Life in Newburgh on Ythan

By Talpa

Tallow galore!

Since the recent winter storms large barrel shaped lumps of tallow have been washing up on the shoreline, between Collieston and St Cyrus 50 miles to the south. I had assumed that the material was deck cargo that had been washed into the sea by the recent mountainous waves but today the BBC provided an alternative explanation.

The fat is believed to have escaped from the wreck of a merchant vessel that was bombed by the Germans in WWII. The recent heavy swell seems to have disturbed the shipwreck caused the lard to escape.The tallow would have originally been stored in wooden barrels, which have long since rotted away.

Angus McHardy, a retired fisherman from St Cyrus, is reported as remembering a lot being washed up at St Cyrus in the early 1940s. At that time, when fat was scarce and rationed, people collected and boiled up the tallow to get the sand out.

Tallow is a rendered form of beef or mutton fat, often with added pig lard. It is solid at room temperature. Tallow was used in cooking, as a lubricant in marine steam engines and for making candles.

Just our luck that we have tallow galore rather than whisky galore!

Update: After an evening's Googling I can tell you a little more about the sinking of the ship, the MS Taurus. The information comes from Rod Macdonald's Shipwrecks of Scotland.
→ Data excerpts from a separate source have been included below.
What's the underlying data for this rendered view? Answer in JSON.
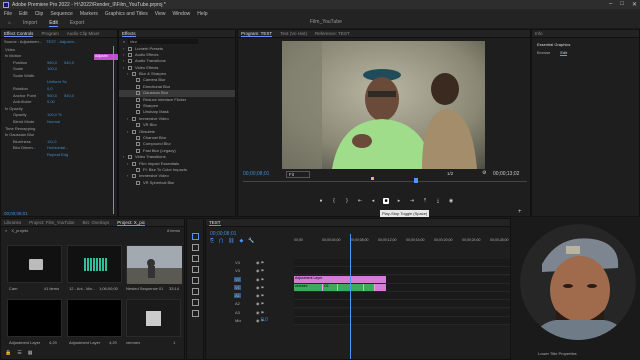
{
  "window": {
    "app_title": "Adobe Premiere Pro 2022 - H:\\2022\\Render_II\\Film_YouTube.prproj *",
    "file_title": "Film_YouTube"
  },
  "menu": [
    "File",
    "Edit",
    "Clip",
    "Sequence",
    "Markers",
    "Graphics and Titles",
    "View",
    "Window",
    "Help"
  ],
  "workspace_tabs": [
    "Import",
    "Edit",
    "Export"
  ],
  "source_panel": {
    "tabs": [
      "Source : Adjustmen...",
      "TEST - Adjustm...",
      "Audio Clip Mixer: TEST"
    ],
    "clip_badge": "Adjustm",
    "rows": [
      {
        "label": "Video",
        "v1": "",
        "v2": ""
      },
      {
        "label": "fx Motion",
        "v1": "",
        "v2": ""
      },
      {
        "label": "Position",
        "v1": "960,0",
        "v2": "540,0"
      },
      {
        "label": "Scale",
        "v1": "100,0",
        "v2": ""
      },
      {
        "label": "Scale Width",
        "v1": "",
        "v2": ""
      },
      {
        "label": "",
        "v1": "Uniform Sc",
        "v2": ""
      },
      {
        "label": "Rotation",
        "v1": "0,0",
        "v2": ""
      },
      {
        "label": "Anchor Point",
        "v1": "960,0",
        "v2": "540,0"
      },
      {
        "label": "Anti-flicker",
        "v1": "0,00",
        "v2": ""
      },
      {
        "label": "fx Opacity",
        "v1": "",
        "v2": ""
      },
      {
        "label": "Opacity",
        "v1": "100,0 %",
        "v2": ""
      },
      {
        "label": "Blend Mode",
        "v1": "Normal",
        "v2": ""
      },
      {
        "label": "Time Remapping",
        "v1": "",
        "v2": ""
      },
      {
        "label": "fx Gaussian Blur",
        "v1": "",
        "v2": ""
      },
      {
        "label": "Blurriness",
        "v1": "111,0",
        "v2": ""
      },
      {
        "label": "Blur Dimen...",
        "v1": "Horizontal...",
        "v2": ""
      },
      {
        "label": "",
        "v1": "Repeat Edg",
        "v2": ""
      }
    ],
    "timecode": "00;00;08;01"
  },
  "effects_panel": {
    "tab": "Effects",
    "search": "blur",
    "items": [
      {
        "label": "Lumetri Presets",
        "indent": 1,
        "sel": false
      },
      {
        "label": "Audio Effects",
        "indent": 1,
        "sel": false
      },
      {
        "label": "Audio Transitions",
        "indent": 1,
        "sel": false
      },
      {
        "label": "Video Effects",
        "indent": 1,
        "sel": false
      },
      {
        "label": "Blur & Sharpen",
        "indent": 2,
        "sel": false
      },
      {
        "label": "Camera Blur",
        "indent": 3,
        "sel": false
      },
      {
        "label": "Directional Blur",
        "indent": 3,
        "sel": false
      },
      {
        "label": "Gaussian Blur",
        "indent": 3,
        "sel": true
      },
      {
        "label": "Reduce Interlace Flicker",
        "indent": 3,
        "sel": false
      },
      {
        "label": "Sharpen",
        "indent": 3,
        "sel": false
      },
      {
        "label": "Unsharp Mask",
        "indent": 3,
        "sel": false
      },
      {
        "label": "Immersive Video",
        "indent": 2,
        "sel": false
      },
      {
        "label": "VR Blur",
        "indent": 3,
        "sel": false
      },
      {
        "label": "Obsolete",
        "indent": 2,
        "sel": false
      },
      {
        "label": "Channel Blur",
        "indent": 3,
        "sel": false
      },
      {
        "label": "Compound Blur",
        "indent": 3,
        "sel": false
      },
      {
        "label": "Fast Blur (Legacy)",
        "indent": 3,
        "sel": false
      },
      {
        "label": "Video Transitions",
        "indent": 1,
        "sel": false
      },
      {
        "label": "Film Impact Essentials",
        "indent": 2,
        "sel": false
      },
      {
        "label": "FI: Blur To Color Impacts",
        "indent": 3,
        "sel": false
      },
      {
        "label": "Immersive Video",
        "indent": 2,
        "sel": false
      },
      {
        "label": "VR Spherical Blur",
        "indent": 3,
        "sel": false
      }
    ]
  },
  "program_monitor": {
    "tabs": [
      "Program: TEST",
      "Text (Vo Hist)",
      "Reference: TEST"
    ],
    "timecode_left": "00;00;08;01",
    "fit": "Fit",
    "quality": "1/2",
    "timecode_right": "00;00;13;02",
    "tooltip": "Play-Stop Toggle (Space)"
  },
  "essential_graphics": {
    "tab_title": "Info",
    "panel": "Essential Graphics",
    "subtabs": [
      "Browse",
      "Edit"
    ]
  },
  "project_panel": {
    "tabs": [
      "Libraries",
      "Project: Film_YouTube",
      "Bin: Overlays",
      "Project: X_pic"
    ],
    "search": "X_projeto",
    "count": "8 items",
    "items": [
      {
        "name": "Cam",
        "meta": "41 items"
      },
      {
        "name": "12 - Ani - Ma...",
        "meta": "1;06;00;00"
      },
      {
        "name": "Nested Sequence 01",
        "meta": "33;14"
      },
      {
        "name": "Adjustment Layer",
        "meta": "4;29"
      },
      {
        "name": "Adjustment Layer",
        "meta": "4;29"
      },
      {
        "name": "veronex",
        "meta": "1"
      }
    ]
  },
  "timeline": {
    "tab": "TEST",
    "timecode": "00;00;08;01",
    "ruler": [
      "00;00",
      "00;00;04;00",
      "00;00;08;00",
      "00;00;12;00",
      "00;00;16;00",
      "00;00;20;00",
      "00;00;24;00",
      "00;00;28;00"
    ],
    "tracks": [
      "V4",
      "V3",
      "V2",
      "V1",
      "A1",
      "A2",
      "A3",
      "Mix"
    ],
    "mix_value": "0,0",
    "adjust_clip": "Adjustment Layer",
    "v1_clip": "veronex",
    "v1_clip_b": "C6"
  },
  "webcam": {
    "label": "Lower Title Properties"
  },
  "colors": {
    "accent": "#6e8cff",
    "clip_pink": "#d27ed7",
    "clip_green": "#3eaa58",
    "playhead": "#4d95ff"
  }
}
The motor ship Taurus (III) was built in 1935 by A/S Akers Mek. Verk in Oslo for the Wilhelmsen shipping line. A graceful fast vessel of 4,767 gross tons, she measured 408' in length, with a beam of 55' and a draught of 25'.
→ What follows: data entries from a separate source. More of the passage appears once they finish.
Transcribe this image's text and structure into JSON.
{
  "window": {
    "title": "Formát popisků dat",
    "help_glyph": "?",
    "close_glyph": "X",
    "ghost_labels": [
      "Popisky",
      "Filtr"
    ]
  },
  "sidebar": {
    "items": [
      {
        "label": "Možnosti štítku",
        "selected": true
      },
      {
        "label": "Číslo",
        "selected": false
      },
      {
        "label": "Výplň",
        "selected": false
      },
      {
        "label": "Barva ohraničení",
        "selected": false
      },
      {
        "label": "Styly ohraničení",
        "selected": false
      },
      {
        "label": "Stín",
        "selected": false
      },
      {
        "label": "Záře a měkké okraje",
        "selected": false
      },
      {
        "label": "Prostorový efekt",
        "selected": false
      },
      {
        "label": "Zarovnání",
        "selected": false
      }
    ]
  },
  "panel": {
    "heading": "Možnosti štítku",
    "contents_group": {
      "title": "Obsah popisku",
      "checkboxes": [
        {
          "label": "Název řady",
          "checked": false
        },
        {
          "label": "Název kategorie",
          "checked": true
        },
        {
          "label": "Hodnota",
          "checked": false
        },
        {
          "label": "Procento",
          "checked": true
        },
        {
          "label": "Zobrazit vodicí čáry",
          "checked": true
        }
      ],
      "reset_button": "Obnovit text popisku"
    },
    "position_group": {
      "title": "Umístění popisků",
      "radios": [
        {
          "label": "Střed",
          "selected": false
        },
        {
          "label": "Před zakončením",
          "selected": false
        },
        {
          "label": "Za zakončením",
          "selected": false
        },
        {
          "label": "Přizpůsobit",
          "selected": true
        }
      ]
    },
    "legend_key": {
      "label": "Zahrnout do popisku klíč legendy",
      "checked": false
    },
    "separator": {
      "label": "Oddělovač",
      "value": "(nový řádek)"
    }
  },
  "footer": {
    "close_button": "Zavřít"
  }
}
Only four years after Taurus was completed World War II broke out. After the German occupation of Norway on 9th April 1940, 44 of the Wilhelmsen Line's vessels, outwith Norwegian boundaries came under the control of the Norwegian government in London and thus under the British Ministry of War.

In May 1941 Taurus set off from Freetown loaded with a cargo of foodstuffs on a passage up the west coast of Africa, rounding Britain and passing down the east coast destined for Hull. At 0044 hours on the morning of 6th June 1941 she was making good progress in convoy. She had just passed Aberdeen and Stonehaven. She was suddenly attacked by an enemy aircraft and three bombs were dropped from low altitude. All the bombs exploded in the water close to her hull. Some plates were burst and her hull started flooding with water. She took on a list to port and started to settle by the stern. She was taken in tow for the port of Montrose some 15 miles away but two hours later she was the victim of a further air attack.

Three more bombs were dropped. As with the last attack these all missed but exploded close enough to the hull to cause further damage. She started to settle more quickly into the water and the tow was diverted to run her aground on the shore nearby. She never made the refuge of the shore and sank in 50 metres of water some 2 ½ miles offshore.